Otro viernes en Auris, otra noche en la que Nicolás estaba en la cabina, a cargo de uno de los sectores temáticos del club. Eran apenas las dos de la mañana y el lugar ya estaba bastante lleno. El dj echó un vistazo a la gente dispersa debajo, en la pista. No se explicaba cómo podía haber alguien a quien todavía le interesase ir a una cueva espantosa como aquella.
Por un instante, se distrajo con la vista de una muchacha de blanco, brillante entre la multitud a causa del contraste de las luces negras.
«Es un efecto, no es para tanto» se dijo a sí mismo, mientras la canción que pasaba estaba cerca del final y comenzaba a bajar su volumen.
La cantidad de manchas humanoides —luminosas, de ojos blancos— que surgieron en el lugar hicieron a Nicolás girarse a su tablero para insertar otro tema y subir el volumen lo más posible. Como una ola invisible, el potente sonido barrió con todas las presencias extrañas que solo él podía ver.

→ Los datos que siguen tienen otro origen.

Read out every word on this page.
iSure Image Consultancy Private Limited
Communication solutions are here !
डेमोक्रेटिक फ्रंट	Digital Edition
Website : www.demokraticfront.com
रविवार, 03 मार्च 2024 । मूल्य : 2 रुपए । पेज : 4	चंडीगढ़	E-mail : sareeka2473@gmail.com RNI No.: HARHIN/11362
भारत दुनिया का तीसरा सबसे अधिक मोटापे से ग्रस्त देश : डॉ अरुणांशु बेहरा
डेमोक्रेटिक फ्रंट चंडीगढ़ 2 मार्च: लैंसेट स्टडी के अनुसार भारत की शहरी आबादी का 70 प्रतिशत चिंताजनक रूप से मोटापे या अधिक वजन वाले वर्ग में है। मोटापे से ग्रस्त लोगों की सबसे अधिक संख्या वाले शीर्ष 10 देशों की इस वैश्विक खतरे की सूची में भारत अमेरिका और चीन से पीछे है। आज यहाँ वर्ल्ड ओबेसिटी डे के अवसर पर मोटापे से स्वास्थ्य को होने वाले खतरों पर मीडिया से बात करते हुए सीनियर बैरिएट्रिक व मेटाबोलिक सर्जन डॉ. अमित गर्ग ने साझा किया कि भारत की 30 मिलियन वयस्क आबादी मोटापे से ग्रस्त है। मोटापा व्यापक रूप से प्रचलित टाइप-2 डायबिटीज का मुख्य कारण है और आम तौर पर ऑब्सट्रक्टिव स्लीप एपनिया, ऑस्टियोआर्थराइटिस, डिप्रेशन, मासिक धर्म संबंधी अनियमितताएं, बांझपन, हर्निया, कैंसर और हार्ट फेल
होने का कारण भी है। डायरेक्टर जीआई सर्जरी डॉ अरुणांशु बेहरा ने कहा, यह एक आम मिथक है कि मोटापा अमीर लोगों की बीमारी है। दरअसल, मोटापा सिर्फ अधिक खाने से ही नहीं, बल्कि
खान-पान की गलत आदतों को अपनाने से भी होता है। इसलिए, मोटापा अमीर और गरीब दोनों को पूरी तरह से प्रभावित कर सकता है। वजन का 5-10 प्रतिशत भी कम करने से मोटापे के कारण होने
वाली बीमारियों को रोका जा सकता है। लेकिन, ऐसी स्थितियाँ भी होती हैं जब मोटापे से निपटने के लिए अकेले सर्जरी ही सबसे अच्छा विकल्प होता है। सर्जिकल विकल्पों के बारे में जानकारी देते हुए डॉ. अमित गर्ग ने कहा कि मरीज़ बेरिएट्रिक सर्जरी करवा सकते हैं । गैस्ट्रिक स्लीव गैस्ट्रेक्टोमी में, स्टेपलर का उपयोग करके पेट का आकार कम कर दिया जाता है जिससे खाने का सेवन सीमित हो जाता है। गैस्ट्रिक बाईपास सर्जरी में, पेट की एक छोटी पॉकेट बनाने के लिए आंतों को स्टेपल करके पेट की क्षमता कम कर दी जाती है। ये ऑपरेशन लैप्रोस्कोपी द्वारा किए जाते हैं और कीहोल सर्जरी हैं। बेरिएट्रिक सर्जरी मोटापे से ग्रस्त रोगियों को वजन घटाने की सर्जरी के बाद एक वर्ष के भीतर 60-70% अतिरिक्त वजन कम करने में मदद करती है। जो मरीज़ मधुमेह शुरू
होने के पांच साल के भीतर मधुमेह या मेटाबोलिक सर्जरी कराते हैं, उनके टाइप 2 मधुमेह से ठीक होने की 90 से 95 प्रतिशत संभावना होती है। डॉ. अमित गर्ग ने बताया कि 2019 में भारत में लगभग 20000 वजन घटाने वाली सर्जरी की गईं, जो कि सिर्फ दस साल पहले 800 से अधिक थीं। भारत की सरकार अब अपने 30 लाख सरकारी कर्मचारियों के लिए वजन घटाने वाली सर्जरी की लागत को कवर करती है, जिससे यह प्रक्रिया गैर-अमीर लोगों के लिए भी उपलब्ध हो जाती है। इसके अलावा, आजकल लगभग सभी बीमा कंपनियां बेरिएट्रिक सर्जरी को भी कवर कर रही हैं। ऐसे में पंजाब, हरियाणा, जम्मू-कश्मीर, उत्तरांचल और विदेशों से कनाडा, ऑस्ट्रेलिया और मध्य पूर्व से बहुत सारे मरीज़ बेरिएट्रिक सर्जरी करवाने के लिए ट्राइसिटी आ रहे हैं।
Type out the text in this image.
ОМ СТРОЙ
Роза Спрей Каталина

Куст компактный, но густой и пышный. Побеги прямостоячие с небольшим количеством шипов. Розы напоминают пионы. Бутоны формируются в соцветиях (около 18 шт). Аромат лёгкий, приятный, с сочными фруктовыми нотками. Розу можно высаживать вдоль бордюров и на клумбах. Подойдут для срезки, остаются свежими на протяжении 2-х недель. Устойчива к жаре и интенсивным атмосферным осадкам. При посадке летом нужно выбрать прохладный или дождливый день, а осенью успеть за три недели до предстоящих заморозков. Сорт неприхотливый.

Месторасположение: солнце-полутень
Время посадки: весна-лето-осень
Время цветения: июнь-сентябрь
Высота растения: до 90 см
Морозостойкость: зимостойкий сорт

La chica del vestido blanco siguió en su lugar, bailando sola.
El dj suspiró aliviado.
Una de las camareras le trajo una botella de soda helada y un vaso y antes de marcharse lo felicitó por la mezcla de sonidos de esa noche. Él asintió, avergonzado.
«Lo único que hago es ruido. Lo único que quiero es espantarlos a ellos» pensó, resignado, mientras bebía.
Entonces volvió la mirada hacia la pista. Todos bailaban con el volumen al máximo. Incluyendo a la muchacha de vestido brillante, que ahora también lo observaba con esos ojos blancos.